ASIS SPC.1-2009 provides the most comprehensive set of guidelines and best practices for secure system design and development. The standard provides guidance on a wide range of topics, including authentication, authorization, encryption, data integrity, data privacy, secure coding practices, secure software architecture and design principles, infrastructure hardening, and system security monitoring. 

By following the guidance provided in ASIS SPC.1-2009, organizations can develop secure systems that protect their data and applications from malicious actors. And by implementing these best practices, organizations can ensure compliance with industry regulations and standards such as PCI DSS and HIPAA. 

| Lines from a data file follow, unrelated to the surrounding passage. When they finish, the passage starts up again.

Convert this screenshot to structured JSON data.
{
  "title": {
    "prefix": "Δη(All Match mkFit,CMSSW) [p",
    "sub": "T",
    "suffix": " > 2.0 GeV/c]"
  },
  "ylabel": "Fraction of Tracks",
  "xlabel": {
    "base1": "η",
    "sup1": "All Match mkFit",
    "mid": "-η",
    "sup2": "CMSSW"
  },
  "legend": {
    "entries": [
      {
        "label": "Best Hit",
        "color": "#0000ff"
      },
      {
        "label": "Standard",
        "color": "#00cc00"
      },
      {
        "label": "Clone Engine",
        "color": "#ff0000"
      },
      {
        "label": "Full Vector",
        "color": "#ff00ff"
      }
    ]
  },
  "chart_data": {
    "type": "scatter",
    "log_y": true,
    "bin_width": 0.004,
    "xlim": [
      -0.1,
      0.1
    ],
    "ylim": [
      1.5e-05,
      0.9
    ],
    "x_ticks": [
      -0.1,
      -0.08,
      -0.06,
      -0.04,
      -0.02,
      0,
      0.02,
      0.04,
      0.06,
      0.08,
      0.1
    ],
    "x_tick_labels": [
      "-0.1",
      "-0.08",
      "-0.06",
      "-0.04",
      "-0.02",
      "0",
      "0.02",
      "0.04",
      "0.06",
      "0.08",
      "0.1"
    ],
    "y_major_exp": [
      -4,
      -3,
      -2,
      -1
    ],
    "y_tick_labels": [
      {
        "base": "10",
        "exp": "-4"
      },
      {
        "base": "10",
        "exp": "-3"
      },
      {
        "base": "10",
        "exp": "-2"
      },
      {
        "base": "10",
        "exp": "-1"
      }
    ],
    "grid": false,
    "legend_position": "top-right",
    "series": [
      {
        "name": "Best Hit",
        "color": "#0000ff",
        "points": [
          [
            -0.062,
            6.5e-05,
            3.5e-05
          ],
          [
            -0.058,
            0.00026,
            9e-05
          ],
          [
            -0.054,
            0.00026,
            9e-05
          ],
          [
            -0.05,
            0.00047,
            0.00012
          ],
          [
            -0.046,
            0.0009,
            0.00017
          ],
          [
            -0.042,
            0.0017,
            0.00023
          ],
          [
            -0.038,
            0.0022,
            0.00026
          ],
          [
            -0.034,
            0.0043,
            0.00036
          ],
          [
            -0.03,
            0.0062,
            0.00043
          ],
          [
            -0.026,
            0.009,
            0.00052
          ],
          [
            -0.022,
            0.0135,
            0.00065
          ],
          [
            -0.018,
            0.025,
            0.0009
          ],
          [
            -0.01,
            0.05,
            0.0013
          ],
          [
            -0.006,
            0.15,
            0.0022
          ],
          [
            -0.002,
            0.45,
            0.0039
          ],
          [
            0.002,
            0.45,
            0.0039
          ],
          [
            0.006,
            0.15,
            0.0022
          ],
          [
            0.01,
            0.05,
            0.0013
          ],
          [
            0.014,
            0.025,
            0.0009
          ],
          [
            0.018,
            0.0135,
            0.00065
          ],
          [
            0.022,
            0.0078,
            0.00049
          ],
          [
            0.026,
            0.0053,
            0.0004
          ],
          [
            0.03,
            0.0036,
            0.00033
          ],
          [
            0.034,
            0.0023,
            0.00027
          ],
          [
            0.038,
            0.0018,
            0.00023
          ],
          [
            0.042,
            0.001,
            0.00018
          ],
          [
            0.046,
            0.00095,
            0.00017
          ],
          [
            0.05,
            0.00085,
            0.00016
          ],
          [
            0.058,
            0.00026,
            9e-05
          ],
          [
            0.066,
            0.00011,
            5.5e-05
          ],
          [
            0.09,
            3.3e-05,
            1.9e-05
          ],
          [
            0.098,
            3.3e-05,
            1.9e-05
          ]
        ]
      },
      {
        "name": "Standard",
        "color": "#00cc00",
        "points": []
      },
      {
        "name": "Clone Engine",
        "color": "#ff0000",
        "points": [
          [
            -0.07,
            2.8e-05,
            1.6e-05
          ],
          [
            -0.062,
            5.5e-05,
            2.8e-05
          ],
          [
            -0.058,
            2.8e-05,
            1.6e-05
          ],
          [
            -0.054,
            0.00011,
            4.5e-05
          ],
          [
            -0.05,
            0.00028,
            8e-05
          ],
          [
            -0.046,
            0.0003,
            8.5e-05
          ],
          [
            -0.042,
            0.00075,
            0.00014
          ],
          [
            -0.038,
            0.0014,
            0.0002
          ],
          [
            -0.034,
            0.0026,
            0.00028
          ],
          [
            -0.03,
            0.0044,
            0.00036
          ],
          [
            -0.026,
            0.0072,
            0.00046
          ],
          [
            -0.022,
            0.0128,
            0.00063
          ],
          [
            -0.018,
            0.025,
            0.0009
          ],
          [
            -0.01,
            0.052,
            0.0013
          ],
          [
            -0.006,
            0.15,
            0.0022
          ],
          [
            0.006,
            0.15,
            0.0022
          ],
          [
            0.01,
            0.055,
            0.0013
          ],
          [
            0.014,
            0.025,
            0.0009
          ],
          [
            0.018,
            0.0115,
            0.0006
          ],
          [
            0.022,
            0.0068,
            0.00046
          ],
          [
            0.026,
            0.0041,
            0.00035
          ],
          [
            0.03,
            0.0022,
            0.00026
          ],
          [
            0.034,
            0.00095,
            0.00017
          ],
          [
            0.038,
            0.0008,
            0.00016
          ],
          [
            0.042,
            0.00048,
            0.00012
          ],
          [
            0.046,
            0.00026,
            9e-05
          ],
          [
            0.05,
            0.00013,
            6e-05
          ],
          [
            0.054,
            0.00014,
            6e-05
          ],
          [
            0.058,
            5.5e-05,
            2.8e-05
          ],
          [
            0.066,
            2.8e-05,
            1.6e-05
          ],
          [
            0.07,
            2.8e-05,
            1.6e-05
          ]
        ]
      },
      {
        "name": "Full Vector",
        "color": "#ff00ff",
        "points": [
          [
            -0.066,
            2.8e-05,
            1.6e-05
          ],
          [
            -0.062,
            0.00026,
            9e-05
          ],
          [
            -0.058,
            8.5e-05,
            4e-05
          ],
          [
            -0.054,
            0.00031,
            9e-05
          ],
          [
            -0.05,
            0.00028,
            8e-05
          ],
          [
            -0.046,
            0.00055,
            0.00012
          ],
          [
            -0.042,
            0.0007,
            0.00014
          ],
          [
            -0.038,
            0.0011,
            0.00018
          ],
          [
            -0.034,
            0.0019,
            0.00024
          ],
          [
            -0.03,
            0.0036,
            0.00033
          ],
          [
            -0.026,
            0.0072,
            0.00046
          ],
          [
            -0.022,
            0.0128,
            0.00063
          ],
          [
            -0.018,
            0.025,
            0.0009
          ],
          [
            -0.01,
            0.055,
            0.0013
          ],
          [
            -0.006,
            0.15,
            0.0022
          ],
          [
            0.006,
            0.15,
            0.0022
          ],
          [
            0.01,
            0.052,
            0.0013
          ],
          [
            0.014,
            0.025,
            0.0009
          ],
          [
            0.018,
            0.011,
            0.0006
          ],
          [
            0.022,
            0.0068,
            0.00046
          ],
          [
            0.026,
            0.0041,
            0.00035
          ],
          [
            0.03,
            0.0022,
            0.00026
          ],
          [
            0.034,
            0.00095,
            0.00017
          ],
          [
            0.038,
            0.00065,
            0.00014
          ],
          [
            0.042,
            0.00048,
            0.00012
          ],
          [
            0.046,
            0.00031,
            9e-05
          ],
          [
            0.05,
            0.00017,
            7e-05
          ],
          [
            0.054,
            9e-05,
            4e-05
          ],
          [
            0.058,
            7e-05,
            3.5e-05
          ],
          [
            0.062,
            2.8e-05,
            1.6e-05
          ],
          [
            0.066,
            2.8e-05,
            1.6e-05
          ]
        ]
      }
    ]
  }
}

ISO 22316:2017 provides guidance on the development of an organizational framework for maintaining information security. This standard outlines the four core principles of a robust security program: organization and governance, secure design and architecture, operational effectiveness, and sustainability. These core principles provide a comprehensive approach to designing, building, and operating secure systems that protect against data breaches, malicious actors, fraud, and other cybersecurity risks. 

By following the guidance provided in ISO 22316:2017, organizations can design and operate secure systems that protect their data, applications, and infrastructure from malicious actors. This standard also provides guidance on creating an organizational framework designed to sustain over time, providing continued assurance of security and compliance.